Very convincing work! Great! I really like those "macro" renders.
Quote from: Tangled-Universe on August 06, 2010, 05:18:38 AM
Quote from: Oshyan on August 06, 2010, 01:54:15 AM
Detail 2 should be equivalent to .5 underwater I believe. You'd need 4 for detail 1 equivalence, unfortunately. Assuming at least that the terrain detail underwater responds the same as in Raytrace Everything.
But regardless it looks quite good!
- Oshyan
Are you certain Oshyan? It's really stuck into my brain that the detail multiplier of the watertransparency is set to 0.5. I believe that actually you told me that :)
Anyhow...I'm testing now and it seems you're right as far as I can tell while rendering.
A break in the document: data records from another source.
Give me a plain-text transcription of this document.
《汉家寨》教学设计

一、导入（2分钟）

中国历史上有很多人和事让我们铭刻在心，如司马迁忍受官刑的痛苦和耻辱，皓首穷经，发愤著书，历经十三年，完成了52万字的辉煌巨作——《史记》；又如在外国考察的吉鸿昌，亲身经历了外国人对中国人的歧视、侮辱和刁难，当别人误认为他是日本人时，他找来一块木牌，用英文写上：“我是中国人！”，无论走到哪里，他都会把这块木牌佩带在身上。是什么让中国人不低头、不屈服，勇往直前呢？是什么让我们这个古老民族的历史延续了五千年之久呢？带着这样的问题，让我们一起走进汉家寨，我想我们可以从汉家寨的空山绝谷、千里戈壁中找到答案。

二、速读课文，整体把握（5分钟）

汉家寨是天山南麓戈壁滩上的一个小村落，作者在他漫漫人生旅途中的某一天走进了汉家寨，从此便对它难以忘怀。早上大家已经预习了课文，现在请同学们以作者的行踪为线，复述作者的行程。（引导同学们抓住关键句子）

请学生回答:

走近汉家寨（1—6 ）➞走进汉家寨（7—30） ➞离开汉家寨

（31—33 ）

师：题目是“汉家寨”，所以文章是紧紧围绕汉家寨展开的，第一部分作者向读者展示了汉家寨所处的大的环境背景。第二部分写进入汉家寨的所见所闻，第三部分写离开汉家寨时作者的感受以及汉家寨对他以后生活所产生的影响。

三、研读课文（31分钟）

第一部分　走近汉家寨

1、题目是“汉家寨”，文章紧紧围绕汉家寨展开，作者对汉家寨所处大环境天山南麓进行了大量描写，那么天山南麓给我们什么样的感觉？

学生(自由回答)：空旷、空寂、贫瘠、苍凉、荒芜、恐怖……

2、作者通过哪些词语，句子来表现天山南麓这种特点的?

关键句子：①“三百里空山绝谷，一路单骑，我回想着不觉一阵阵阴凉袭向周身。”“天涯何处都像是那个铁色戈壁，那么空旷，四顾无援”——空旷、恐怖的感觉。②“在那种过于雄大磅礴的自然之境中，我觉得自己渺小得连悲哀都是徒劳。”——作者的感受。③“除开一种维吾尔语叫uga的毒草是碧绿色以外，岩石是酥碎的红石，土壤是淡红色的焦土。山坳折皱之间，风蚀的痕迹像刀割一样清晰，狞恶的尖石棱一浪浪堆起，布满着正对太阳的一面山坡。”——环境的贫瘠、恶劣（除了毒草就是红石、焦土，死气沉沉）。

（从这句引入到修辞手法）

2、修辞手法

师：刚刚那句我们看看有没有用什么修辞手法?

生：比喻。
Will show the result later.
Yes Oshyan, you are right. The multiplier seems to be set at 0.25.
I'm rendering now at 3.4 detail which should be equivalent to 0.85.
After 8 hours nearly done for 60% and it's looking very good :)
Cheers,
Martin
Yeah, the 4:1 ratio come from my recollection of conversation with Matt. Hopefully we'll have options on this in the future. ;D
- Oshyan
Quote from: Oshyan on August 08, 2010, 12:54:08 AM
Yeah, the 4:1 ratio come from my recollection of conversation with Matt. Hopefully we'll have options on this in the future. ;D
- Oshyan
Here's the det 3.4 render. Compared with the previous version not that much better, but you can especially see more small scale detail in some rocks. However, it's also quite dependant on how the refraction is at that specific part.
Yes, I would say the absolute detail equivalency matters a lot more when refraction is not involved as that can hide the effects of lower detail settings.
- Oshyan
After the introduction of the ray detail multiplier rendering an animation of this became much more feasible :)
You can find it here, in 720p ;D
http://vimeo.com/54226393 ==> Download source movie (17MB) for much better quality.
I started a topic about this animation in the Animation forums, here:
http://www.planetside.co.uk/forums/index.php?topic=15295.0
Please leave your crits/comments there, thanks! :)
This is cool. It's something I want to do more of. I've only recently tended towards using water and I want to work more on shorelines with rocks like this.
Highly effective as a still! A beauty.